As we get back into the truck I receive a text from my friend, Meteorologist Chris Kimble. The text stated “I hope your in Hollis, Oklahoma!” regretfully I picked up my phone, pulled up radar and saw what was very strong velocity on radar indicating a real possibility of a tornado. I kept thinking to my self that I should have trusted my gut. I should have just headed to Hollis to begin with! Turned out a tornado had been spotted and it was a storm with beautiful and epic structure.

One thing I can say is that every year I have noticed a pattern when storm chasing season begins, it’s a pattern of anticipation.

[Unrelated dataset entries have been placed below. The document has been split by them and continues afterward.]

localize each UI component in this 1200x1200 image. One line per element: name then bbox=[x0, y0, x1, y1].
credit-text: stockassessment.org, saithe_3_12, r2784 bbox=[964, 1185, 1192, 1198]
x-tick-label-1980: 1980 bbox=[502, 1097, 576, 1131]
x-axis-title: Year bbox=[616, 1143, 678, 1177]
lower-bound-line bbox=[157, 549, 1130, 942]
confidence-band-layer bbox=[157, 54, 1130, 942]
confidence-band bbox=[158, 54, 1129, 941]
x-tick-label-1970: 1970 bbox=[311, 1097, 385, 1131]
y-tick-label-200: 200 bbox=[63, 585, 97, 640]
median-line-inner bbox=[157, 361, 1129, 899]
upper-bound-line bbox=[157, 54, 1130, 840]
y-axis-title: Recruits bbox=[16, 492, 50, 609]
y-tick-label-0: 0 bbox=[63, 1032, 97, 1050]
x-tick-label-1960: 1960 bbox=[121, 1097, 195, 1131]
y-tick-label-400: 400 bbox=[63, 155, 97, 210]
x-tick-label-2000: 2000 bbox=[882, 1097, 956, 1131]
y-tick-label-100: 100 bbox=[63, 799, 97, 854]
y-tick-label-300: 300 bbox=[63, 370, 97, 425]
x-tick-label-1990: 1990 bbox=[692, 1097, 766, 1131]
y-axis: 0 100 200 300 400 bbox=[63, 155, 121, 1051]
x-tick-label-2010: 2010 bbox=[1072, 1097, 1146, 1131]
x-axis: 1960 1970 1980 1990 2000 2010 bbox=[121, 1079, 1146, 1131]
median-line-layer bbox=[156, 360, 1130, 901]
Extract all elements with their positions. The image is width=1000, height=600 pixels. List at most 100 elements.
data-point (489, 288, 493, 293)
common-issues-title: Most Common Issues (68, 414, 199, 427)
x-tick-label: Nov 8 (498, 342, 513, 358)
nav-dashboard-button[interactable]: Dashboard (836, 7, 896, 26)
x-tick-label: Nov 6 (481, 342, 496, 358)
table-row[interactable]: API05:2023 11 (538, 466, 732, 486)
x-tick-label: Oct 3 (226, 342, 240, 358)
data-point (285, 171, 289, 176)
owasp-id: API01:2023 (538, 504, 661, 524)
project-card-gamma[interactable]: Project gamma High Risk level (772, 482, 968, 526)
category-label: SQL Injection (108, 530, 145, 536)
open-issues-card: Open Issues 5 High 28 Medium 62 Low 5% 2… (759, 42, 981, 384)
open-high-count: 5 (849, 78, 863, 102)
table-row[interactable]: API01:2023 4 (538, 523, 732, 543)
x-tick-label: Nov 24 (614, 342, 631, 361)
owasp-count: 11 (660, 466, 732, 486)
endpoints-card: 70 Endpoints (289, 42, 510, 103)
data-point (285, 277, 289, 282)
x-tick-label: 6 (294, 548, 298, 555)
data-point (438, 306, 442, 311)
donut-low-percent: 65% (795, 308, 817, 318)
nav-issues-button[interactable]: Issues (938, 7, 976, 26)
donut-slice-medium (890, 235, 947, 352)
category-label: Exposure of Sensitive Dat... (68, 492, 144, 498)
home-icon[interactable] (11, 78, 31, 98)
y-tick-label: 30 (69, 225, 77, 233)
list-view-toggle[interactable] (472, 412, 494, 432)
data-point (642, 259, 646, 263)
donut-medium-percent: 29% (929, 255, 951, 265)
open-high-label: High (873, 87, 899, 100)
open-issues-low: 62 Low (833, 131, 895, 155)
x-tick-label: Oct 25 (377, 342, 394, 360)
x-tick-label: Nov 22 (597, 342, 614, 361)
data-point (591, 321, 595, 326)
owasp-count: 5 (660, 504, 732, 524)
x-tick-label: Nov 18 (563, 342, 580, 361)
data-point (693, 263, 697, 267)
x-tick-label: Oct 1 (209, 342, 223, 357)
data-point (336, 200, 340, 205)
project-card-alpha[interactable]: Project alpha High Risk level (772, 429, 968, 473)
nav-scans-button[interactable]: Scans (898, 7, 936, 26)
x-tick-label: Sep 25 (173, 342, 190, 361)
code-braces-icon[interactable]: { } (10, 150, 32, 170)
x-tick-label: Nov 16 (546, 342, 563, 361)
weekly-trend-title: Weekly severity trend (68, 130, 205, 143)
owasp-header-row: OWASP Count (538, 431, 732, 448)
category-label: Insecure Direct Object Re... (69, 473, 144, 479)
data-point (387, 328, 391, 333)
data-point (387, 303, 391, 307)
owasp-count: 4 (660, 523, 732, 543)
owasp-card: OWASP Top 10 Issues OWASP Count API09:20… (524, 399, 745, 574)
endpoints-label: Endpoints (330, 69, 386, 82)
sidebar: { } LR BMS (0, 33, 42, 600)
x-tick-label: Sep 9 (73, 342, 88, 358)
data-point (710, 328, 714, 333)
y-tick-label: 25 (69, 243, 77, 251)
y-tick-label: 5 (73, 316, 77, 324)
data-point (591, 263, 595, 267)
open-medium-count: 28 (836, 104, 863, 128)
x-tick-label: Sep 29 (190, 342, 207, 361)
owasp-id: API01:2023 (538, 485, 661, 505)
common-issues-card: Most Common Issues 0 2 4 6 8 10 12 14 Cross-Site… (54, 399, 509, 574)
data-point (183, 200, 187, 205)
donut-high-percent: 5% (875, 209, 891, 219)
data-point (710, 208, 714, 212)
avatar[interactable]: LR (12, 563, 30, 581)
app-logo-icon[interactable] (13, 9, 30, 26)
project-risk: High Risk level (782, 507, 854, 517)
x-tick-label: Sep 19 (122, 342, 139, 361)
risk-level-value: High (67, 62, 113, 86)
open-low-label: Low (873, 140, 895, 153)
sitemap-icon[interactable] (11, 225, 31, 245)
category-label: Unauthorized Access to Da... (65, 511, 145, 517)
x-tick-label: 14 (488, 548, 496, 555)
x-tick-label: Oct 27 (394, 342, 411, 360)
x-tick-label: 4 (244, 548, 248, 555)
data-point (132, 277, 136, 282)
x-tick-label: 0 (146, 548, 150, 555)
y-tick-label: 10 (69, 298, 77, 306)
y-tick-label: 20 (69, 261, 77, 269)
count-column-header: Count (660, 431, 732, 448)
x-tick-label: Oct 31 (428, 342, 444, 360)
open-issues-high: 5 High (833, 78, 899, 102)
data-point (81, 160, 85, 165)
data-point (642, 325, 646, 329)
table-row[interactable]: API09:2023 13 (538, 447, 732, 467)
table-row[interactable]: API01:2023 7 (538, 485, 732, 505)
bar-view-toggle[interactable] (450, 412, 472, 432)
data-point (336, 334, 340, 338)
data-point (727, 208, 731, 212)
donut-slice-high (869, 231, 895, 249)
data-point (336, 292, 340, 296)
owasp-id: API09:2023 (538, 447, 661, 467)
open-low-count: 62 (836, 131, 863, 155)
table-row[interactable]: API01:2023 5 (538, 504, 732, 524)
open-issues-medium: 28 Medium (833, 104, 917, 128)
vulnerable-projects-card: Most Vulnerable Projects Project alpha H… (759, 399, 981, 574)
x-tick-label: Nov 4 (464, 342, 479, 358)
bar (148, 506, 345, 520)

Each storm chased seems a little stronger, more unique and more likely to produce a tornado until the big moment arrives. I love this build though, the hunger it brings, the climatic build to the perfect chase. It often plays like a great movie script where the best chase happens at the perfect time of the season and right when you are thinking it will not happen, it does. Even though I felt some regret, overall I felt calm and collected. I remembered that this was all part of the story of the season.

I was telling a friend just the other day that as long as I see a wall cloud on a chase, I will always be satisfied with that chase. Just seeing mother nature create such amazing storms is more than enough and I hope it always will be.